Ranbir Kaleka: Movements of Memory

By Rosalyn D'Mello | Open Magazine

THE WORD ‘BEAUTIFUL’ recurs frequently in artist Ranbir Kaleka’s vocabulary. He enunciates the adjective in the spirit of a declaration, usually with the stress on the first syllable, in an accent that reveals a harmonious synthesis of his Punjabi tongue with an inherited British twang, perhaps acquired during his time spent studying painting at the Royal College of Art, London in the mid-80s. We are sitting at the round dining table at his sun-lit home in New Delhi, when I realise his fondness for the word, which he uses to deliver an aesthetic judgement, always in a considered, meaningful way. He never applies it casually or callously. Like when he recounts to me the vivid nature of his memories from the age of one to five, he transports me back to the car he was in, accompanying his parents to his mother’s village near Hissai in Punjab where they would go once in two years.

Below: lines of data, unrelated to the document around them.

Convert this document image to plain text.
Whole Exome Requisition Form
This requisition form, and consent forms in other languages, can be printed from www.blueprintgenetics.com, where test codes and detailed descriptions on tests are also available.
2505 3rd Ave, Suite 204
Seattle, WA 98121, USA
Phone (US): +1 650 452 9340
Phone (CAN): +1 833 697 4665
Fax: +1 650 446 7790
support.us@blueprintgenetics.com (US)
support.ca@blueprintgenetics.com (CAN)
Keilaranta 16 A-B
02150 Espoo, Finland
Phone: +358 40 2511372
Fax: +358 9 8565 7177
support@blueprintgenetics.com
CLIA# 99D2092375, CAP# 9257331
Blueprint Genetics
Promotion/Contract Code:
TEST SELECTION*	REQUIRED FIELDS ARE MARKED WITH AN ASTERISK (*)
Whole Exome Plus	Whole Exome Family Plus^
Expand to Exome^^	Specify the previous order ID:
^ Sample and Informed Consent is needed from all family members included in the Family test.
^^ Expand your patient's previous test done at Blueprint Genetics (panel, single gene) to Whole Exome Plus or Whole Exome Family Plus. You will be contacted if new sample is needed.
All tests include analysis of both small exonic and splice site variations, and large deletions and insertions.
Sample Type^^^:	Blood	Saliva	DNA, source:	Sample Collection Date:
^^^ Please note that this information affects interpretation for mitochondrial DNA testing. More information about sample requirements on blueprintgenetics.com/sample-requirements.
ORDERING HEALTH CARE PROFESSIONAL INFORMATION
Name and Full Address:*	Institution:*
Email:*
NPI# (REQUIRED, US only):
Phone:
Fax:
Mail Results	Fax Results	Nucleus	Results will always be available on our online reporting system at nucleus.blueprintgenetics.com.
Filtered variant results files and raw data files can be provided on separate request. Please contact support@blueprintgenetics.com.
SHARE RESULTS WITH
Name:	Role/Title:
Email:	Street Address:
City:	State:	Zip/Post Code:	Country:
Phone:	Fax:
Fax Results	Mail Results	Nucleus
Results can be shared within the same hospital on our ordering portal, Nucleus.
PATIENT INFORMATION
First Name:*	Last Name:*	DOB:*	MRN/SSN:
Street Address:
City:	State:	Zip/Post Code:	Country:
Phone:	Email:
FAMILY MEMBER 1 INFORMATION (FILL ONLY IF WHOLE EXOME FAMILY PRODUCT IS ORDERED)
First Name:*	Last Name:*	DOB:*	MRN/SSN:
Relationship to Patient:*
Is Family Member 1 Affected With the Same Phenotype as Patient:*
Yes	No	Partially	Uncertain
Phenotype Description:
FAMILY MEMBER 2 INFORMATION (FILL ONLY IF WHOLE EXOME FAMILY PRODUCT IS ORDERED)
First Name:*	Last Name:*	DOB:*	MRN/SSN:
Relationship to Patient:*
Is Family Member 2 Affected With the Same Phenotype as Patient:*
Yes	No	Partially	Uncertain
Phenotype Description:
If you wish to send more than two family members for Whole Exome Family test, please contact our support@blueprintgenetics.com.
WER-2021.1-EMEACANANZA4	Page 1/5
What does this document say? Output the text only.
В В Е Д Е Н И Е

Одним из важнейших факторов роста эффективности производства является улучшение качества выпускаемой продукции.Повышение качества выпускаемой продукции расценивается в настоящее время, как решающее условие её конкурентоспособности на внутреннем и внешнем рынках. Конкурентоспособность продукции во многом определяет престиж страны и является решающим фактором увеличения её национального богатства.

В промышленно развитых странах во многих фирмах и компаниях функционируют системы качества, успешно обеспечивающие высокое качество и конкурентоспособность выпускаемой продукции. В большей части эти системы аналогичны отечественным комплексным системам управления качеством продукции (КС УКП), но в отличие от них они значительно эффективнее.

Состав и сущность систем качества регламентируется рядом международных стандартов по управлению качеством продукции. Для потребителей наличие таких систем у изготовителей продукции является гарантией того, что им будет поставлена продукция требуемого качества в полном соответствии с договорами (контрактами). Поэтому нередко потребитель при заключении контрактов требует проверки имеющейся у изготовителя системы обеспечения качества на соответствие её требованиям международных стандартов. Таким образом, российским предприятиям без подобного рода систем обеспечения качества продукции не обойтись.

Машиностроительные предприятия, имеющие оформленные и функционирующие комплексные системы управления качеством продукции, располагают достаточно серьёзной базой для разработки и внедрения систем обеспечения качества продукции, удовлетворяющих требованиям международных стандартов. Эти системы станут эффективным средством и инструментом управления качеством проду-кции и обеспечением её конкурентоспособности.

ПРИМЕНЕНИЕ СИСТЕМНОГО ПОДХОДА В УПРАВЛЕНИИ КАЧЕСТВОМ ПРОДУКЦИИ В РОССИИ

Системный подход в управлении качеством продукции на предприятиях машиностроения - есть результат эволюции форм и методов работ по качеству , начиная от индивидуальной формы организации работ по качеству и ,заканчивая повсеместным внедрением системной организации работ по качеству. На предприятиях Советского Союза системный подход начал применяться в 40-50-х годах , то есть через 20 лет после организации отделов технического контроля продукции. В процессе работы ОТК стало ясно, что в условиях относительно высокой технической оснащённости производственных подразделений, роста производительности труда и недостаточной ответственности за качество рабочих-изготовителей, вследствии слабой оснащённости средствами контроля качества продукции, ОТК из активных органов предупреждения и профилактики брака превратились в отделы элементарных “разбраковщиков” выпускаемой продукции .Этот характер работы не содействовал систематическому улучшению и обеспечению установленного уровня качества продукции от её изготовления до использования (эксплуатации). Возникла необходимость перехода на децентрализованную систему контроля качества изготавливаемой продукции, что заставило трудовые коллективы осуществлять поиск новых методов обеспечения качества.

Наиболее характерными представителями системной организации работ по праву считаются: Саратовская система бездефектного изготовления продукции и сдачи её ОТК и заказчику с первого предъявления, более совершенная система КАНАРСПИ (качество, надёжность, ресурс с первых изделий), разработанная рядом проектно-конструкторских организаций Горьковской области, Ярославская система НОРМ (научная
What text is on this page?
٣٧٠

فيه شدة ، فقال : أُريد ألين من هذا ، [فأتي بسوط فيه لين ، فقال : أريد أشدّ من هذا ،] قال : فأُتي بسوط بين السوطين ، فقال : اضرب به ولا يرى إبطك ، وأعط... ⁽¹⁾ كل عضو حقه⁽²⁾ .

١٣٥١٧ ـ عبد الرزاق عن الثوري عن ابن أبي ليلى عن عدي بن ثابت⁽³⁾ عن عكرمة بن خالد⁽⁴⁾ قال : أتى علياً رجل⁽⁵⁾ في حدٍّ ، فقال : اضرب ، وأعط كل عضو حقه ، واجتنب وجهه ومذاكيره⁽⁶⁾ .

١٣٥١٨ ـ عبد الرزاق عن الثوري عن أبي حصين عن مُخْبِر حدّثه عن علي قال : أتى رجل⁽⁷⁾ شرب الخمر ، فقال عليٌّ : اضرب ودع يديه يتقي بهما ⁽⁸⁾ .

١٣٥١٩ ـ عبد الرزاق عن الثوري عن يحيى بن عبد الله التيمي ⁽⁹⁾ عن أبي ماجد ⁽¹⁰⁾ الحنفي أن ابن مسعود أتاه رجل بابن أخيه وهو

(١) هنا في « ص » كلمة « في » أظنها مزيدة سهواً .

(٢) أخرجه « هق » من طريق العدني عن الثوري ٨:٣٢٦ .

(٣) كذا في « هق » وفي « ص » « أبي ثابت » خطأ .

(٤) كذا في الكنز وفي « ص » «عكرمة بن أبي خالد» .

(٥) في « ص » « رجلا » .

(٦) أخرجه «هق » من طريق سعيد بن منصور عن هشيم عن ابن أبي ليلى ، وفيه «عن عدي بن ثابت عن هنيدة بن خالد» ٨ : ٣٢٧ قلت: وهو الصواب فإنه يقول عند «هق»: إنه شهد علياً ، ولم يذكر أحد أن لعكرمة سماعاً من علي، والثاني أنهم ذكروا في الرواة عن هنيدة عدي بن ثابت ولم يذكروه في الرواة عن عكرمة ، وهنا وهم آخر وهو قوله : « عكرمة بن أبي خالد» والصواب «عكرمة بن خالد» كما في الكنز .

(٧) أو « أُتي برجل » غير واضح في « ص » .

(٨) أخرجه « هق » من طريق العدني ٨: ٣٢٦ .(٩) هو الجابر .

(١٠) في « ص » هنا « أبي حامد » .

He remembers his father’s hands on the steering wheels, his rolled-up white shirt, and the beads of sweat on his palms. His father often would forget the exact coordinates to arrive at the village. He’d therefore interpret the smoke rising from distant fields as navigational signs. Suddenly, “like a magician had taken off a handkerchief, you saw a tiny little village with no streets,” Kaleka says, making no effort to disguise the wondrous sparkle in his eyes.